One evening while clearing my snowy car for the long scary trek home in a blizzard after work, I prayed “Jesus, I am really going to need your help getting home tonight.” Then the thought came straight away, “How do you think you get home every night?” I’m often reminded in those days when I am weak and can’t do what I ought, that even in those days I am doing well, it is only by His grace. He uses those “weak” days to remind me that all I do/have/am comes from Him.
Thanks Tim. Let me add my voice to the many that appreciate your thoughtfulness and honesty.
One soapbox moment, if I may…
“There we find Paul coming to the credscendo of his long discussion of weakness…”
The word “crescendo” means “to get louder” in music. It’s an increase of volume/intensity and not a climax or destination. Although many people use the phrase “rising to a crescendo,” it really translates “rising to an increase” or some such nonsense. If I can try to stem the tide of an etymological mishap and steer others away from using it, I’ll give it me best shot.
I now step down from the soapbox and wait for rotten tomatoes to fly my way…
In all seriousness, thanks for all you write and for this ministry. I appreciate it.
Hey Tim, this was a great post. I can’t tell you how many times I wake up feeling the same thing. Same thing goes for waking up in the middle of the night…not only feeling discouraged, but that a few things in my life are right. Bad decisions, a rebuke from the boss, indecision about direction of my life.

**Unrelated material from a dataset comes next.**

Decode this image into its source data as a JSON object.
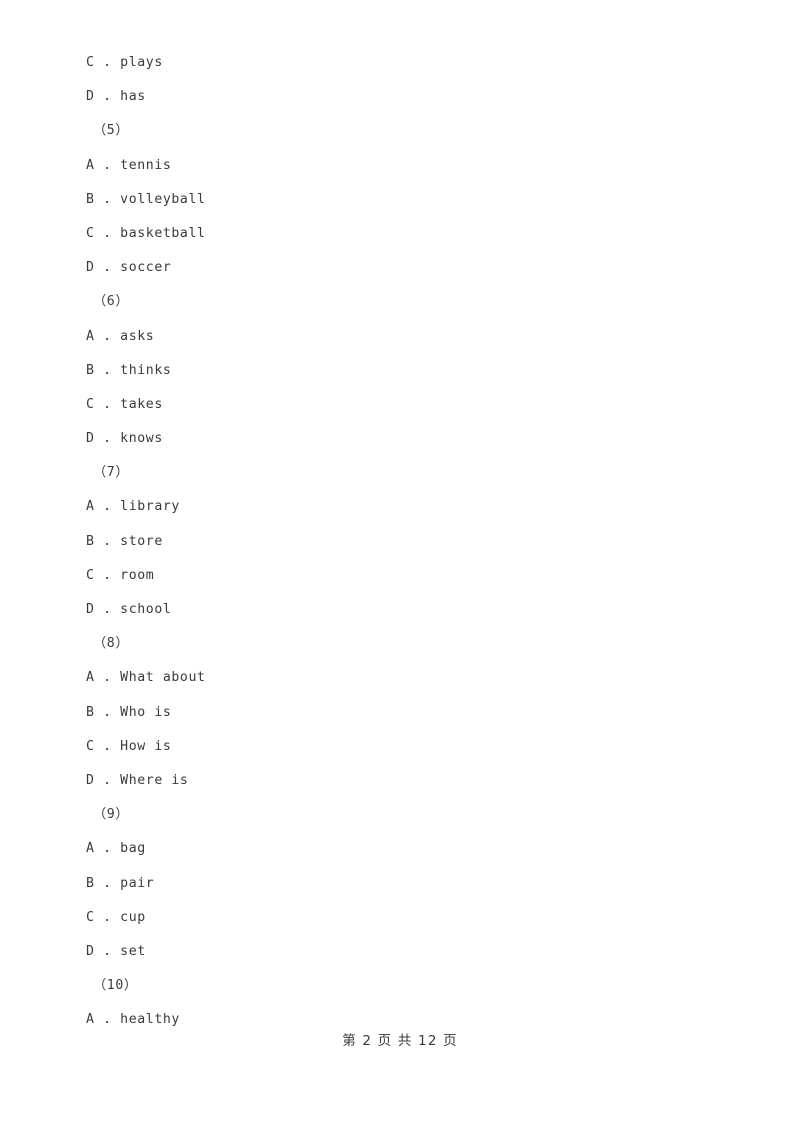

All can cause discouragement and weakness.
I think part of the problem is that I expect my life to be extravagant and that I’m not in the place or position that someone my age should be. Of course this is quite silly [Reminds me of Schaeffer’s sermon, “There Are No Little People”.

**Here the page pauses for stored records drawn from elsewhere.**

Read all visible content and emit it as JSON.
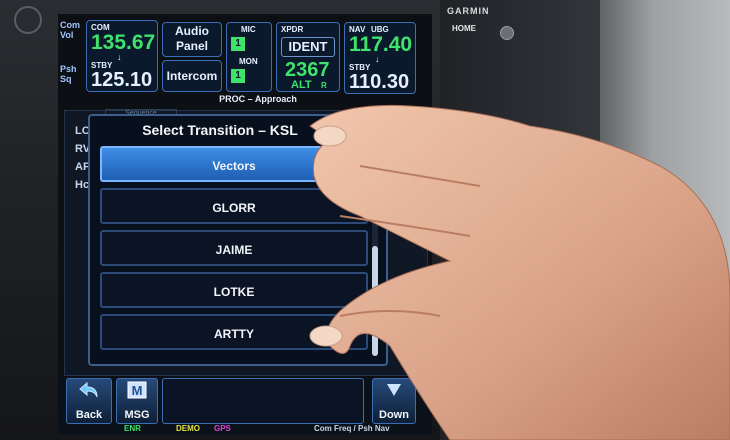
{
  "device": {
    "brand": "GARMIN",
    "home_label": "HOME"
  },
  "com": {
    "side_top": "Com\nVol",
    "side_bottom": "Psh\nSq",
    "label": "COM",
    "active": "135.67",
    "standby_label": "STBY",
    "standby": "125.10"
  },
  "audio": {
    "audio_panel_line1": "Audio",
    "audio_panel_line2": "Panel",
    "intercom": "Intercom"
  },
  "mic": {
    "mic_label": "MIC",
    "mic_value": "1",
    "mon_label": "MON",
    "mon_value": "1"
  },
  "xpdr": {
    "label": "XPDR",
    "ident": "IDENT",
    "code": "2367",
    "mode": "ALT",
    "reply": "R"
  },
  "nav": {
    "label": "NAV",
    "ident": "UBG",
    "active": "117.40",
    "standby_label": "STBY",
    "standby": "110.30"
  },
  "proc_title": "PROC – Approach",
  "background": {
    "tab": "Sequence",
    "rows": [
      "LO",
      "RV",
      "AF",
      "Hc"
    ]
  },
  "modal": {
    "title": "Select Transition – KSL",
    "options": [
      {
        "label": "Vectors",
        "selected": true
      },
      {
        "label": "GLORR",
        "selected": false
      },
      {
        "label": "JAIME",
        "selected": false
      },
      {
        "label": "LOTKE",
        "selected": false
      },
      {
        "label": "ARTTY",
        "selected": false
      }
    ]
  },
  "bottom": {
    "back": "Back",
    "msg": "MSG",
    "msg_icon_letter": "M",
    "down": "Down"
  },
  "status": {
    "enr": "ENR",
    "demo": "DEMO",
    "gps": "GPS",
    "hint": "Com Freq / Psh Nav"
  },
  "colors": {
    "active_green": "#3fe36b",
    "selected_blue": "#3f8ee6",
    "gps_magenta": "#e040e0",
    "demo_yellow": "#e6e040"
  }
}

But in the end this is were we come to depend on God more than ever before. It’s healthy to recognize our weakness. To feel it. And to beg for God’s help.
Then as professionals we push through this slump and do what were called to do. In our cases, write. And lead. Even if we feel like losers.
Appreciate your thoughts, sir.
Thank you Tim for this post.
Being an unemployed IT worker in the states is hard since so many are submitting for the same position. I find that I tend to pray many times during the day for God’s strength to “press on” as I have heard it said. Thank you for the reminder and scripture references. You are in my prayers as you continue with your writing.